典型的な用例として「契約は反故にされた」を英語にすると"The contract was annulled"や"The contract was declared invalid"が考えられる。一方で、感情的な裏切りを表現するなら"to break a promise"や"to renege on a promise"のほうが読者に刺さるだろう。
具体的には用途ごとに分けて考えると分かりやすい。手紙や原稿など物理的な“捨てる”の意味なら"scrap"や"discard"、もっと口語的には"toss out"が自然だ。約束や合意を破る場合には"renege on a promise"や"go back on one's word"がしっくり来る。契約や法的効力が消えるタイプでは"null and void"、"annul"、"rescind"を検討する。例として「彼はその約束を反故にした」は"He reneged on that promise."、「合意は反故にされた」は"The agreement was declared null and void."のように訳せる。
言葉を比べてみると、反故の翻訳は場面ごとに“衣替え”するようなものだと感じる。ある章で作者が原稿を破り捨てる描写を書いていれば"to scrap the manuscript"や"to throw the draft away"が合うし、人間関係の裏切りなら"to break a promise"や"to go back on one's word"が生々しく響く。

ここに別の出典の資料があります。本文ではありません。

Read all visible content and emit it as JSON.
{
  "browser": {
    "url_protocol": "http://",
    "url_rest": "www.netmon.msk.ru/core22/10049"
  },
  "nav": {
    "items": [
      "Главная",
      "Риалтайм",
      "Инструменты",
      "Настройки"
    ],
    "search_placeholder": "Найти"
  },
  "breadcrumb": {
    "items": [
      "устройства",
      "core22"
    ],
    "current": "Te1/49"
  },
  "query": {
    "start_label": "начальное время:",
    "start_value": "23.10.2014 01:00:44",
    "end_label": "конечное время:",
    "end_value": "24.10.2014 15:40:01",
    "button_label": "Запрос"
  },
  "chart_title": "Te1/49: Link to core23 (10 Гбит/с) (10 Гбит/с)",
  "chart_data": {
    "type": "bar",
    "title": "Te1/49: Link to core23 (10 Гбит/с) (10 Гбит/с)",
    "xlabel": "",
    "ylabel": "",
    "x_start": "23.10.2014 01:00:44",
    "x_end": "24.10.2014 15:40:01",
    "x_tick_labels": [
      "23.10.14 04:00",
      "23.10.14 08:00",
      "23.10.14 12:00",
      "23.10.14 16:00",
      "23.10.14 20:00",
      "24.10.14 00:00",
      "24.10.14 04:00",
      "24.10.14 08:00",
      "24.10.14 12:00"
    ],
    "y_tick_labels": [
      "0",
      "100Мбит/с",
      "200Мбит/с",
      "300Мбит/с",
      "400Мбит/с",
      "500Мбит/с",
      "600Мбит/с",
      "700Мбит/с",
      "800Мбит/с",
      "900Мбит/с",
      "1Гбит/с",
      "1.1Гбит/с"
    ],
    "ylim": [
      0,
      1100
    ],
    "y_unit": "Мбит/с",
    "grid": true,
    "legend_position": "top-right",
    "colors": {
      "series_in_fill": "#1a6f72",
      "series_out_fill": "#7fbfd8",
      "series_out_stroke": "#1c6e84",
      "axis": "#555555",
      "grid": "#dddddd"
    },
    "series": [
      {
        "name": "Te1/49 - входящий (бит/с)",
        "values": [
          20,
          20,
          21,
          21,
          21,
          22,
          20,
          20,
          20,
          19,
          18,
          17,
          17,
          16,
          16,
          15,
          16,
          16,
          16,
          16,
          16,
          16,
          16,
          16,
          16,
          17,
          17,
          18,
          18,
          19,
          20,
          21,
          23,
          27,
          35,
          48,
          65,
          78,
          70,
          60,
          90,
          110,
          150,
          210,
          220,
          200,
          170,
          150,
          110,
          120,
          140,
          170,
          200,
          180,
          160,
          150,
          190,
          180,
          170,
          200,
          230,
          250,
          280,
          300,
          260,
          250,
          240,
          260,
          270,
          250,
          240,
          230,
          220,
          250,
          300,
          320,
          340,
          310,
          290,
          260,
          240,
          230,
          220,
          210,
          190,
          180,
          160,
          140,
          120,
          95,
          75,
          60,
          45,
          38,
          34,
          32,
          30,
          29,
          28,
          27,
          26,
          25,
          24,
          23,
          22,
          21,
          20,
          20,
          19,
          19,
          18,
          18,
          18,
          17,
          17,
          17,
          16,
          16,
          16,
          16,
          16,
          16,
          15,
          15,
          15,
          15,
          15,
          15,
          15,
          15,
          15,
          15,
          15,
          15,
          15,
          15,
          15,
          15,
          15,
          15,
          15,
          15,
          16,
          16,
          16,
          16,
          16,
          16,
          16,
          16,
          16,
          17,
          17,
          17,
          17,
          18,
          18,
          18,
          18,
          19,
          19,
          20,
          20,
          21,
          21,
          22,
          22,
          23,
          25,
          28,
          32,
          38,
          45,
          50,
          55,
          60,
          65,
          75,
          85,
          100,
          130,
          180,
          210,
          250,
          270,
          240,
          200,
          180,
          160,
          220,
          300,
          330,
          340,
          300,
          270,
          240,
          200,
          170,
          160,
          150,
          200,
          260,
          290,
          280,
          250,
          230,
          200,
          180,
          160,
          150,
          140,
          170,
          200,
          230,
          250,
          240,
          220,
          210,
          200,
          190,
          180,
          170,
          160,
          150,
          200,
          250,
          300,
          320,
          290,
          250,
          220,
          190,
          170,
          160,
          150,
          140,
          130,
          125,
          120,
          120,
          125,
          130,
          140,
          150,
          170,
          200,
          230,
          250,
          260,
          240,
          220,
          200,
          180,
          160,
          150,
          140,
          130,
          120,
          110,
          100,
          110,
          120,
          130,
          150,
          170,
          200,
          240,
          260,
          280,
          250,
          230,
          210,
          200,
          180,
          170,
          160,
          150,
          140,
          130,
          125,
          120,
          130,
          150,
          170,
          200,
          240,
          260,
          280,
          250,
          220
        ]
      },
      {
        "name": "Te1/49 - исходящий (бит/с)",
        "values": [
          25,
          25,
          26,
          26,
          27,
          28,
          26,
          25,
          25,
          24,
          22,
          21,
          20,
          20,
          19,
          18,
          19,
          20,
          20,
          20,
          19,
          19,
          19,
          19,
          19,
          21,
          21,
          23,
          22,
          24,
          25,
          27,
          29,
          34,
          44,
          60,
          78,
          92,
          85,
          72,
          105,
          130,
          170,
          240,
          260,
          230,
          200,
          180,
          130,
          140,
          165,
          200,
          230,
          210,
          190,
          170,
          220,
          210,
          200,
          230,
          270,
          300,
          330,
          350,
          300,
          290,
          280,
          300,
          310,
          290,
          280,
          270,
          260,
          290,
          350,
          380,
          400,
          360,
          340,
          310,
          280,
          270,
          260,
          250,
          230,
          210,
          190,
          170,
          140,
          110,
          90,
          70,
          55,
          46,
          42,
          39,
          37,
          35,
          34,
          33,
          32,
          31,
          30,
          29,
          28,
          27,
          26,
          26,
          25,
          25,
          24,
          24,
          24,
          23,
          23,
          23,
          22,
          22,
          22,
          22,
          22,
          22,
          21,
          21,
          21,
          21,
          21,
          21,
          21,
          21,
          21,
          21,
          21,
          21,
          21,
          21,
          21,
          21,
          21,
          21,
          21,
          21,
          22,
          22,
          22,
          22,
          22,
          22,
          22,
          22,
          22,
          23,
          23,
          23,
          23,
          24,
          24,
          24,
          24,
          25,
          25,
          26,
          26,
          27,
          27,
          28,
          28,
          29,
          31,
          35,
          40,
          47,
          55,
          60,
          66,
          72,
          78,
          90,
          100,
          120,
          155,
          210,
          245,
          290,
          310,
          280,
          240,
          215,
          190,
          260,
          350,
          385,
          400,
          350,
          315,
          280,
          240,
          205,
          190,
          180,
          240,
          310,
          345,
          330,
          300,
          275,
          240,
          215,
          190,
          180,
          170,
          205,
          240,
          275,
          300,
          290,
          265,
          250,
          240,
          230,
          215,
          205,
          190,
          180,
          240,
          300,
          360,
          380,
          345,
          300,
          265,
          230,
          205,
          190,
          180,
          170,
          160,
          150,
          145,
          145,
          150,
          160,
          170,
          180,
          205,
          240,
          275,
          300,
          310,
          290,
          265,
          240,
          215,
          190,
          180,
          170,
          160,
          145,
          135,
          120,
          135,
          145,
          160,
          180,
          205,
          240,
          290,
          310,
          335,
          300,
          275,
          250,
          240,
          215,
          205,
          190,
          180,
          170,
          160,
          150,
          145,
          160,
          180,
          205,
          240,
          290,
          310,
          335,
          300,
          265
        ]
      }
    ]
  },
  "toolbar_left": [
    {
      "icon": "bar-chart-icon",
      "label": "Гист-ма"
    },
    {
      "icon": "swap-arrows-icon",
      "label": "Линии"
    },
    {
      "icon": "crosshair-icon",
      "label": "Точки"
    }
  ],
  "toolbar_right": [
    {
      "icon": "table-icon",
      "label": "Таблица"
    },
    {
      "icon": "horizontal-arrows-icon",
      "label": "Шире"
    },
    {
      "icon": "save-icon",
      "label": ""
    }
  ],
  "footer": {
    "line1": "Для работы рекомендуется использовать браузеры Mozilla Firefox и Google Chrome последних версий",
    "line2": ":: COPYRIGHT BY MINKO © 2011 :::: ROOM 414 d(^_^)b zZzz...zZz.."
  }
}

先日読んだ'火花'の一節を訳すとき、主人公が自分の約束を守れない場面に遭遇した。ここで堅い表現を選ぶと不自然になるから、私は"he broke his promise"ではなく"he went back on his promise"とした。語感の違いで登場人物の印象が変わるのが翻訳の妙だと、あらためて思い知らされた。状況を正確に汲み取って、自然な英語表現を選ぶのが要になる。
Carter
2025-10-29 23:19:24
ある場面で軍の作戦や計画が突然“取り消される”とき、反故の訳語選びはまた別の顔を見せる。戦略や設計図を無かったことにするニュアンスなら"to scrap the plan"や"to abandon the design"が的確だし、公式に効力を失わせるなら"to nullify the order"や"to void the contract"といった堅めの語が適する。
昔、'進撃の巨人'のファン翻訳を手伝った時、ある作戦が上層部の決定で取り消される場面に出くわした。原語では冷たい一語で片付けられていたため、英語では"The plan was scrapped by command."という表現にして、無情さが伝わるよう調整した。法律的な書き方を翻訳するなら"annul"や"rescind"を検討するが、小説なら"scrap"や"ditch"のような口語も生きる。